LOL...standardized test scores are shit. They might be somewhat useful in the aggregate, but they are less than worthless in IDing an effective teacher. VAM scores - like EVAAS - are based on mathematical models developed to assess the growth of CROPS. They treat students like carrots and assume the only factor responsible for their growth is the teacher in their classroom.
And a particular teacher's score can vary dramatically from year to year. One study found that of the teachers judged to be in the top 20% based on test scores one year, a full third were in the bottom 40% the next year.
A study in NC indicated the "value" of VAM-based rankings when it found that
a student’s 5th grade teacher was a better predictor of students’ 4th grade growth than was the student’s 4th grade teacher. Yeah...read that again...teachers somehow impacted students they had never taught in a statistically significant way. Figure that one out.
And then, of course, there's the bias inherent in the models.
A very recent study used actual EVAAS data and found
that teachers in schools with the lowest relative populations of minority, FRL, SPED, or ELL students are more effective. Or, perhaps, and in line with current research on other VAMs (Amrein-Beardsley & *Collins, 2012; Capitol Hill Briefing, 2011; Hill et al., 2011; McCaffrey et al., 2004; Newton et al., 2010; Rothstein, 2009, 2010, 2014; Rothstein & Mathis, 2013), the EVAAS may be biased against teachers who teach relatively higher proportions of these students. The take-away from that is that good teachers facing high stakes testing will refuse to go where they are needed most...why would they when it will negatively affect their compensation.
BTW, EVAAS...the most widely used VAM...is proprietary to SAS Institute.
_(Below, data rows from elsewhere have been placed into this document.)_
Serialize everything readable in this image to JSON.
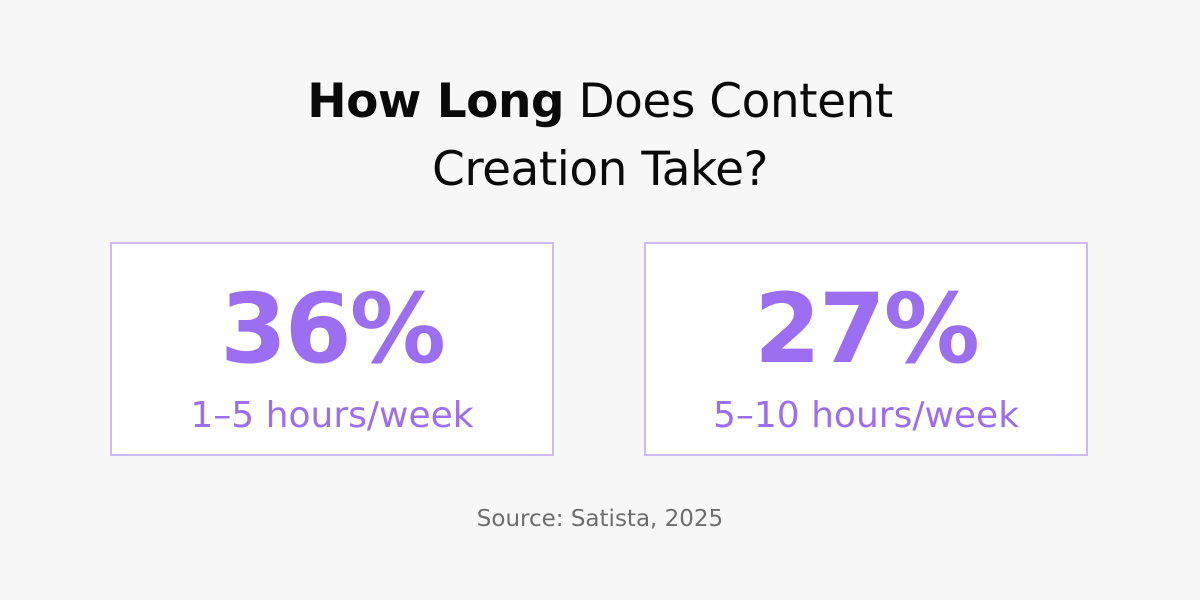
{
  "title": {
    "bold_part": "How Long",
    "regular_part_line1": " Does Content",
    "line2": "Creation Take?"
  },
  "stats": [
    {
      "value": "36%",
      "label": "1–5 hours/week"
    },
    {
      "value": "27%",
      "label": "5–10 hours/week"
    }
  ],
  "source": "Source: Satista, 2025",
  "colors": {
    "accent": "#9c6ff2",
    "card_border": "#cdbaf7",
    "background": "#f7f7f7",
    "title": "#0a0a0a",
    "source": "#6e6e6e"
  }
}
They make bank selling it. And they have never allowed their source code to be evaluated outside their own walls. More relevant, the output generated by that source code - the actual information it generates - is also held as proprietary meaning their claims for EVAAS and what it can show has never been analyzed by any entity othert han SAS itself. One internal SAS
reliability analysis using 3 years of EVAAS data found correlations among teachers’ EVAAS estimates from one year to the next to be significantly high (i.e., ranging from r = .70 to r = .80). Sounds great.
SAS cites the result in their sales pitch but...strangely...refuses to release the actual paper for acdemic scrutiny.
.
We have to take their word for it, in other words.